Page 13 of Heavy Hitter

“Did you hit a home run?”

“Did I—no,” he says, laughing, a little taken aback. “That’s not really something that happens every time.”

Lacey hmms. “I think if I was a baseball player I would try to hit a home run at every game.”

“That’s... solid strategy,” Jimmy agrees. “I’ll be sure to mention it to the rest of the team.”

“Thank you.”

He rubs at his beard for a moment, feeling the curve of his own smile under his palm. “What about you?” he asks—shoving a pillow behind his back, trying to get comfortable. “How was your night?”

“It was good,” she reports. “Well, mostly good. My dancing was a little stupid on the bridge during ‘Fameland’—that’s one of my songs that I do, I don’t know if you—?”

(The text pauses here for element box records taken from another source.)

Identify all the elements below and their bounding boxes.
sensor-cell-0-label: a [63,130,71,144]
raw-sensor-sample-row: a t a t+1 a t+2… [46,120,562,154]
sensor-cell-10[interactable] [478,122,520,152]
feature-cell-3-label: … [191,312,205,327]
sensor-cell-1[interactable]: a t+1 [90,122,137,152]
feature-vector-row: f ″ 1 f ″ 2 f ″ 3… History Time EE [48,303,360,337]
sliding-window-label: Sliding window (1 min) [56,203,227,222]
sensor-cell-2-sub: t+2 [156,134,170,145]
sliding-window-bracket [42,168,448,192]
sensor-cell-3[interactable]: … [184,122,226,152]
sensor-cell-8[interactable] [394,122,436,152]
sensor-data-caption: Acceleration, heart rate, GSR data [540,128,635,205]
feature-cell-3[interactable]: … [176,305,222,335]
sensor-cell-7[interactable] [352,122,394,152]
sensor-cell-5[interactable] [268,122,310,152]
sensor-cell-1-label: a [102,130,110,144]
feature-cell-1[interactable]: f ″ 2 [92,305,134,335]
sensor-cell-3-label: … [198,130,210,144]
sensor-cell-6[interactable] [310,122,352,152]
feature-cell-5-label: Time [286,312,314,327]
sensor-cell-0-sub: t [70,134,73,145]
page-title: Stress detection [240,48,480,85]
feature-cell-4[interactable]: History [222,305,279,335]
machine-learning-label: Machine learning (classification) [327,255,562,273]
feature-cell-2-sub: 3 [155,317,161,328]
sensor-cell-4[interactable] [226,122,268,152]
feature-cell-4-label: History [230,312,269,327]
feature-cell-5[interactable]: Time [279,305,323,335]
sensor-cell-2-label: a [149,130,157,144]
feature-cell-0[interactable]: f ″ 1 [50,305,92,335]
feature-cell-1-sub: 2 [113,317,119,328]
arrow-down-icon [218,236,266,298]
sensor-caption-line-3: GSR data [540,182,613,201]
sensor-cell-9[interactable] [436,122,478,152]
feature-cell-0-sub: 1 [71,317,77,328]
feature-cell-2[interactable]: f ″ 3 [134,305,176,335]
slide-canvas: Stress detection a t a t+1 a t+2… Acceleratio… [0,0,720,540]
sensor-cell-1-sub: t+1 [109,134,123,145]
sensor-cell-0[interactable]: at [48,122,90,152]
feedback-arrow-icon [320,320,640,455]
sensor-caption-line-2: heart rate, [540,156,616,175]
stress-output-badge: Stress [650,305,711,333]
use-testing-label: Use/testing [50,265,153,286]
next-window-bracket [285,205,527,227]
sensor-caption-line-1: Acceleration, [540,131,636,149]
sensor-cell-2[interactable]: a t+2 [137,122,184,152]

Jimmy laughs out loud. “It’s one of your songs that you do, huh?” “Fameland” was the number one record in the US for, like, thirty-three consecutive weeks last year. “You know, I think I’ve heard of it.”

“Okay, well!” Lacey laughs, too, huffing a little. He can picture the exasperated face she’s making on the other end of the phone. “I’m just, like, contextualizing. I don’t know what you listen to.”

“Sea shanties, mostly. The occasional German opera.”

“I can’t tell if you’re being sarcastic or not.”

“Not at all.”

“Love that for you,” Lacey says. “Anyway, there’s this one turn that I can only ever nail, like, eighty percent of time, and tonight wasn’t one of them, so I’ll just, you know. Be here perseverating on that nonstop until next Thursday night.”

Jimmy knows better than to tell her that probably nobody noticed. “Yeah,” he says instead. “I know how that goes.”

“I get too in my head sometimes.”

“I hear that.” He reaches for another pillow, trying not to groan with the effort. He took some high-test Motrin earlier, but it isn’t doing much. “So you’re off for a few days now, right? What’ll you do?”

“I’m flying back to LA first thing tomorrow,” she says, rustling around a little. He wonders if she’s getting ready for bed, what she sleeps in. What she’d look like in his T-shirt and nothing else. “I’ll see some friends, take care of some admin stuff. Water my plants.”

“You water your own plants?”

“I do, as a matter of fact,” she informs him a little haughtily. “When I’m home.”

“Me too.”

“You have a lot of plants?”

“I have a farm, actually.”

“Wait.” That stops her. “Do you really?”

“Small one,” Jimmy admits. “Fourteen acres, up in Baltimore County.”

“What do you farm?”

“I don’t know,” he says, faintly embarrassed all of a sudden. The guys love to tell him how corny he is, how he’s Old MacDonald. On his birthday they got him overalls and a straw hat. “Regular farm shit. Vegetables, mostly. I’ve got a little orchard.”

“Animals?”

“Horses,” he says. “Some chickens. Coupla dogs.”

“Wow.”

“Yeah, well.” Jimmy shrugs into the pillows. “I needed a project after my divorce. And I’m not really that into cars, so.”